In questo quadro, la sconfitta elettorale deve essere un reale punto di svolta per i democratici. Una svolta che, tuttavia, non può tradursi in un mero cambio di leadership: non è infatti semplicemente archiviando l’esperienza renziana che il partito potrà risollevarsi. Ciò che serve è una rifondazione complessiva della soggettività politica del PD, un ripensamento profondo della sua base ideale e programmatica così come delle sue strutture organizzative e del suo modo di stare dentro la società italiana.
Sarà indubbiamente un percorso lungo e tortuoso e nessuno può sapere in questo momento che cosa troveremo al termine della traversata. È quindi piuttosto difficile – se non un’esercitazione puramente accademica – individuarne gli snodi fondamentali. Per questa ragione, mi limiterò ad indicare soltanto due macro obiettivi che il PD deve porsi con una certa urgenza.
Il primo è la “riappropriazione creativa” di temi che, in questi anni, sono stati ampiamente trascurati dal campo progressista, come ad esempio la questione delle prospettive future di lavoro e welfare.

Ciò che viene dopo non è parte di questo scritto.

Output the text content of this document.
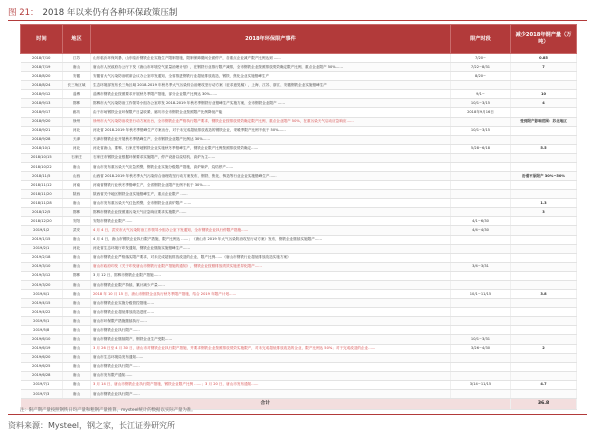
图 21： 2018 年以来仍有各种环保政策压制
时间	地区	2018年环保限产事件	限产时段	减少2018年钢产量（万吨）
2018/7/10	江苏	山东临沂环保风暴，山东临沂钢铁企业实施生产限制措施，限制保障期间全面停产，各重点企业减产限产比例达到 ......	7/20~	0.85
2018/7/19	唐山	唐山市人民政府办公厅下发《唐山市环境空气质量治理计划》，在钢铁行业推行限产减排，全市钢铁企业按照排放绩效确定限产比例，重点企业限产 50%……	7/22~8/31	7
2018/8/20	安徽	安徽省大气污染防治联席会议办公室印发通知，全省推进钢铁行业超低排放改造，钢铁、焦化企业实施错峰生产	8/20~	
2018/8/24	长三角区域	生态环境部发布长三角区域 2018-2019 年秋冬季大气污染综合治理攻坚行动方案（征求意见稿），上海、江苏、浙江、安徽钢铁企业实施错峰生产		
2018/9/12	淄博	淄博市钢铁企业按照要求开展秋冬季限产措施，部分企业限产比例达 30%……	9/1~	10
2018/9/13	邯郸	邯郸市大气污染防治工作领导小组办公室印发 2018-2019 年秋冬季钢铁行业错峰生产实施方案，全市钢铁企业限产 ……	10/1~3/15	4
2018/9/17	廊坊	由于市场钢铁企业环保限产日益收紧，廊坊市全市钢铁企业按照限产比例降低产能	2018年9月16日	
2018/9/20	徐州	徐州市大气污染防治攻坚行动方案出台，全市钢铁企业严格执行限产要求，钢铁企业按排放绩效确定限产比例，重点企业限产 50%，在重污染天气启动应急响应……		受到限产影响范围：苏北地区
2018/9/21	河北	河北省 2018-2019 年秋冬季错峰生产方案出台，对于未完成超低排放改造的钢铁企业，采暖季限产比例不低于 50%……	10/1~3/15	
2018/9/28	天津	天津市钢铁企业开展秋冬季错峰生产，全市钢铁企业限产比例达 30%……		
2018/10/1	河北	河北省唐山、邯郸、石家庄等地钢铁企业实施秋冬季错峰生产，钢铁企业限产比例按照排放绩效确定……	5/28~6/18	5.5
2018/10/15	石家庄	石家庄市钢铁企业根据环保要求实施限产，停产设备以烧结机、高炉为主……		
2018/10/22	唐山	唐山市发布重污染天气应急预警，钢铁企业实施分级限产措施，高炉焖炉、烧结停产……		
2018/11/5	山西	山西省 2018-2019 年秋冬季大气污染综合治理攻坚行动方案发布，钢铁、焦化、铸造等行业企业实施错峰生产……		汾渭平原限产 30%~50%
2018/11/12	河南	河南省钢铁行业秋冬季错峰生产，全省钢铁企业限产比例不低于 30%……		
2018/11/20	陕西	陕西省关中地区钢铁企业实施错峰生产，重点企业限产 ……		
2018/11/28	唐山	唐山市发布重污染天气红色预警，全市钢铁企业高炉限产 ……		1.3
2018/12/5	邯郸	邯郸市钢铁企业按照重污染天气应急响应要求实施限产……		3
2018/12/20	安阳	安阳市钢铁企业限产……	4/1~6/30	
2019/1/2	武安	4 月 4 日，武安市大气污染防治工作领导小组办公室下发通知，全市钢铁企业执行停限产措施……	4/4~4/30	
2019/1/15	唐山	4 月 4 日，唐山市钢铁企业执行限产措施，限产比例达 ……；《唐山市 2019 年大气污染防治攻坚行动方案》发布，钢铁企业继续实施限产……		
2019/2/1	河北	河北省生态环境厅印发通知，钢铁企业继续实施错峰生产……		
2019/2/18	唐山	唐山市钢铁企业严格落实限产要求，对未完成超低排放改造的企业，限产比例……《唐山市钢铁行业超低排放改造实施方案》		
2019/3/10	唐山	唐山市政府印发《关于印发唐山市钢铁行业限产措施的通知》，钢铁企业按照排放绩效实施差异化限产……	3/4~3/31	
2019/3/12	邯郸	3 月 12 日，邯郸市钢铁企业限产措施……		
2019/3/20	唐山	唐山市钢铁企业限产持续，累计减少产量……		
2019/4/1	唐山	2018 年 10 月 15 日，唐山市钢铁企业执行秋冬季限产措施，结合 2019 年限产计划……	10/1~11/15	3.8
2019/4/15	唐山	唐山市钢铁企业实施分级管控措施……		
2019/4/22	唐山	唐山市钢铁企业超低排放改造进度……		
2019/5/1	唐山	唐山市环保限产措施继续执行……		
2019/5/8	唐山	唐山市钢铁企业执行限产……		
2019/6/10	唐山	唐山市钢铁企业继续限产，钢铁企业生产受限……	10/1~3/31	
2019/6/19	唐山	3 月 26 日至 4 月 30 日，唐山市对钢铁企业执行限产措施，并要求钢铁企业按照排放绩效实施限产，对未完成超低排放改造的企业，限产比例达 50%；对于完成改造的企业……	3/26~4/30	2
2019/6/20	唐山	唐山市生态环境局发布通知……		
2019/6/25	唐山	唐山市钢铁企业执行限产……		
2019/6/28	唐山	唐山市发布限产通知……		
2019/7/1	唐山	3 月 14 日，唐山市钢铁企业执行限产措施，钢铁企业限产比例 ……；3 月 20 日，唐山市发布通知……	3/14~11/15	4.7
2019/7/3	唐山	唐山市钢铁企业执行限产……		
合计				36.8
注：限产期产量按照钢铁日均产量和粗钢产量推算，mysteel统计的数据以实际产量为准。
资料来源：Mysteel，钢之家，长江证券研究所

A questo proposito vale la pena sottolineare come l’argomento del reddito di cittadinanza, brandito elettoralmente con successo dal Movimento 5 stelle, non è affatto, nella sua prima origine, una proposta populista, ma nasce in ambienti di sinistra come programma per arginare le pesanti ricadute sui lavoratori, da una parte, del venir meno di posti di lavoro a seguito della massiccia informatizzazione/robotizzazione di pressoché tutti i settori economici, e dall’altra del potere ricattatorio che il capitale finanziario globalizzato può esercitare sui livelli salariali. Beninteso: così come proposto dai pentastellati, il reddito di cittadinanza è mero assistenzialismo, di per sé irrealizzabile se non al prezzo di tagli consistenti dei servizi pubblici di base. Ciò non toglie, tuttavia, che i problemi sociali (locali e globali) a cui esso intende rispondere siano ben reali ed è quindi necessario che la sinistra torni ad occuparsene con estrema cura. Perché, ad esempio, non elaborare una proposta per una riduzione consistente, a parità di salario, degli orari di lavoro? Se ben organizzata e attuata, una misura simile potrebbe garantire maggiore occupazione e limitare gli effetti negativi proprio dell’informatizzazione/robotizzazione.

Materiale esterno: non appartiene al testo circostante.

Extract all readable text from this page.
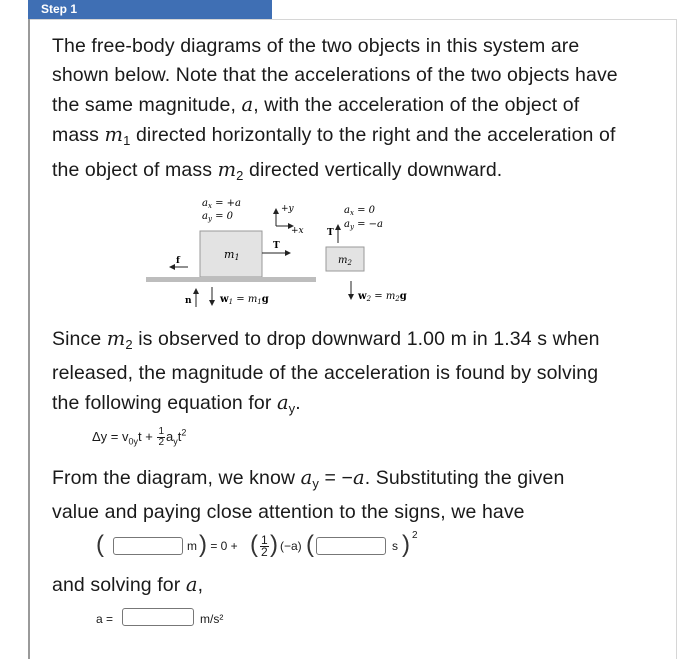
Step 1
The free-body diagrams of the two objects in this system are
shown below. Note that the accelerations of the two objects have
the same magnitude, a, with the acceleration of the object of
mass $m_1$ directed horizontally to the right and the acceleration of
the object of mass $m_2$ directed vertically downward.
$a_x = +a$
$a_y = 0$
+y
+x
$a_x = 0$
$a_y = -a$
T
m1
T
f	$m_2$
n	$w_1 = m_1g$	$w_2 = m_2g$
Since $m_2$ is observed to drop downward 1.00 m in 1.34 s when
released, the magnitude of the acceleration is found by solving
the following equation for $a_y$.
$\Delta y = v_{0y}t + \frac{1}{2} a_yt^2$
From the diagram, we know $a_y = -a$. Substituting the given
value and paying close attention to the signs, we have
(	m ) = 0 + ( $\frac{1}{2}$ ) (−a) (	s ) 2
and solving for a,
a =	m/s²
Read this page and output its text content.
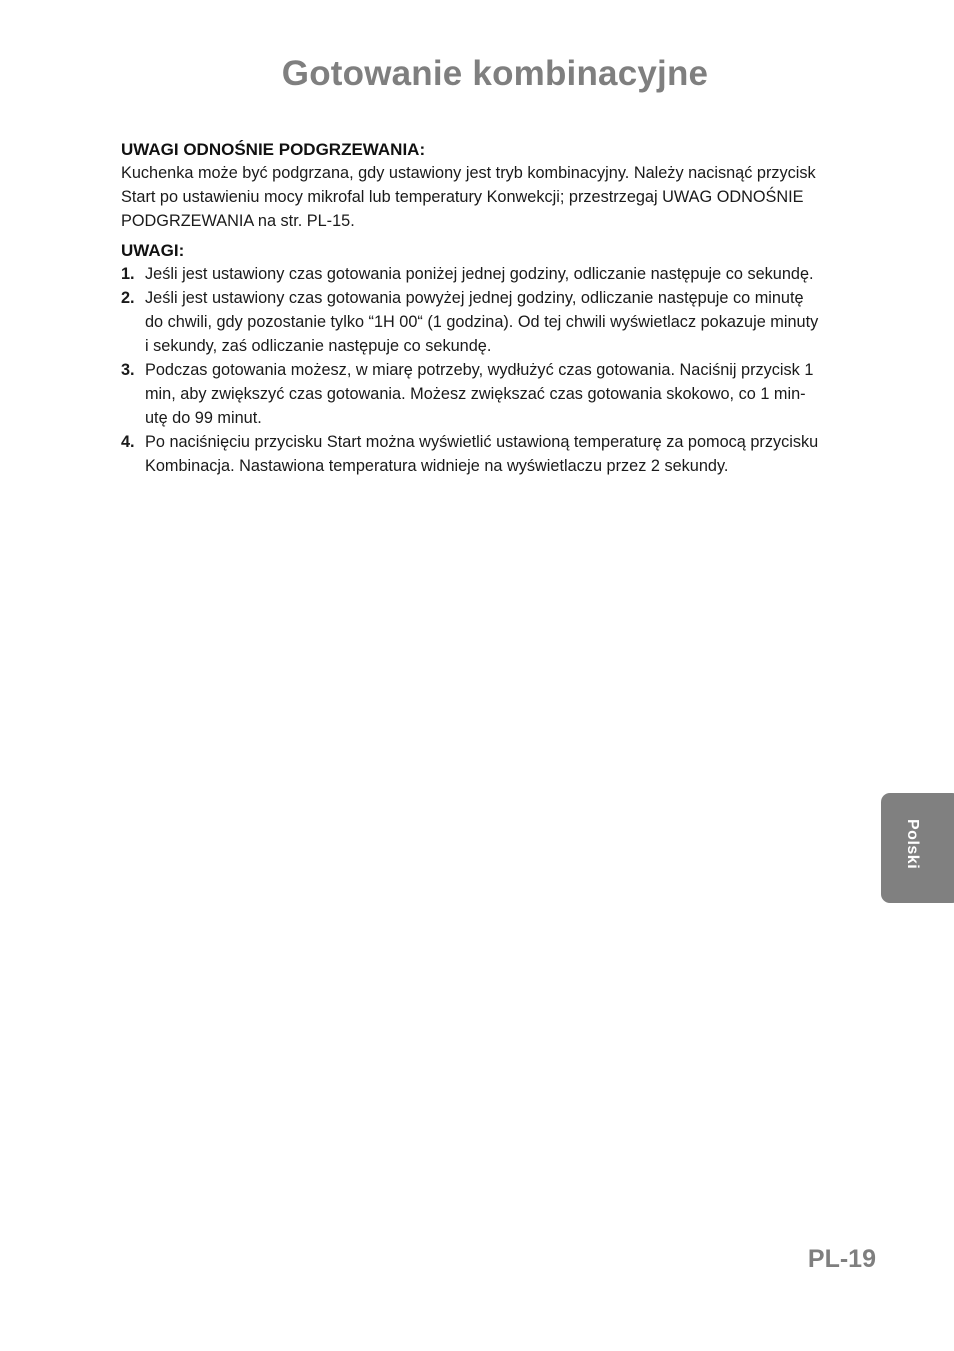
Gotowanie kombinacyjne
UWAGI ODNOŚNIE PODGRZEWANIA:

Kuchenka może być podgrzana, gdy ustawiony jest tryb kombinacyjny. Należy nacisnąć przycisk
Start po ustawieniu mocy mikrofal lub temperatury Konwekcji; przestrzegaj UWAG ODNOŚNIE
PODGRZEWANIA na str. PL-15.

UWAGI:
1. Jeśli jest ustawiony czas gotowania poniżej jednej godziny, odliczanie następuje co sekundę.
2. Jeśli jest ustawiony czas gotowania powyżej jednej godziny, odliczanie następuje co minutę
do chwili, gdy pozostanie tylko “1H 00“ (1 godzina). Od tej chwili wyświetlacz pokazuje minuty
i sekundy, zaś odliczanie następuje co sekundę.
3. Podczas gotowania możesz, w miarę potrzeby, wydłużyć czas gotowania. Naciśnij przycisk 1
min, aby zwiększyć czas gotowania. Możesz zwiększać czas gotowania skokowo, co 1 min-
utę do 99 minut.
4. Po naciśnięciu przycisku Start można wyświetlić ustawioną temperaturę za pomocą przycisku
Kombinacja. Nastawiona temperatura widnieje na wyświetlaczu przez 2 sekundy.
Polski
PL-19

Il secondo obiettivo è quello di individuare un modello organizzativo che integri la tradizionale e, fino a un certo punto, necessaria struttura piramidale del PD con un’articolazione a rete che consenta di raggiungere ambiti sociali più o meno strutturati ma comunque irriducibili alla forma e alle esigenze del partito. La società con cui dobbiamo misurarci vede infatti un fiorire di esperienze (pubbliche e private, economiche e sociali ecc.) plurali e autonome, e questa complessità può essere affrontata solo attraverso un dialogo e un confronto ancora più approfonditi che in passato.

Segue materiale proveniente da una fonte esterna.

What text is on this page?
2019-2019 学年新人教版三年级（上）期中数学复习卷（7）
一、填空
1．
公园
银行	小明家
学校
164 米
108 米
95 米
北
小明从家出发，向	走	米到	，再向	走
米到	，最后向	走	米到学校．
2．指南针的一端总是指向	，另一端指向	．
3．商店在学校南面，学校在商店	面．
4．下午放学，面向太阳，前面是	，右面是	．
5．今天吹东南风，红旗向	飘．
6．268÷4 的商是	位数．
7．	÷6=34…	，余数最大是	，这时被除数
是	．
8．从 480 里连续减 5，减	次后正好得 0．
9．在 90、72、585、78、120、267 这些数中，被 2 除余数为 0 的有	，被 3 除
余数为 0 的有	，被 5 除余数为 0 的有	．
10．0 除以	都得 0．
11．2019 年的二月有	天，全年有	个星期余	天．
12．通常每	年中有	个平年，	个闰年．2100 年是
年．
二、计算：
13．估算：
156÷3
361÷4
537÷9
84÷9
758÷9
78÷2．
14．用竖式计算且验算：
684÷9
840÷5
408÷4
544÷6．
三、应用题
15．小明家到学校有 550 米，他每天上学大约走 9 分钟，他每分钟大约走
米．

In quest’ottica può essere estremamente utile studiare le vicende, prima menzionate, dei socialisti portoghesi e dei laburisti britannici, che hanno avuto la forza di lasciarsi alle spalle le suggestioni ideologiche della “terza via” e hanno iniziato a tracciare, pur tra dubbi e difficoltà, i contorni di una socialdemocrazia aggiornata al XXI secolo. È un compito a cui anche i democratici italiani, nella loro specificità, devono poter contribuire. Ma il primo passo da compiere è riconoscere che, contrariamente alla vulgata degli ultimi decenni, devono esserci e, in definitiva, ci sono alternative al modello di sviluppo attuale, alle disuguaglianze, all’impoverimento, alla distruzione del welfare. D’altra parte, se davvero pensassimo che “there is no alternative”, la sinistra sarebbe, in ultima analisi, perfettamente inutile.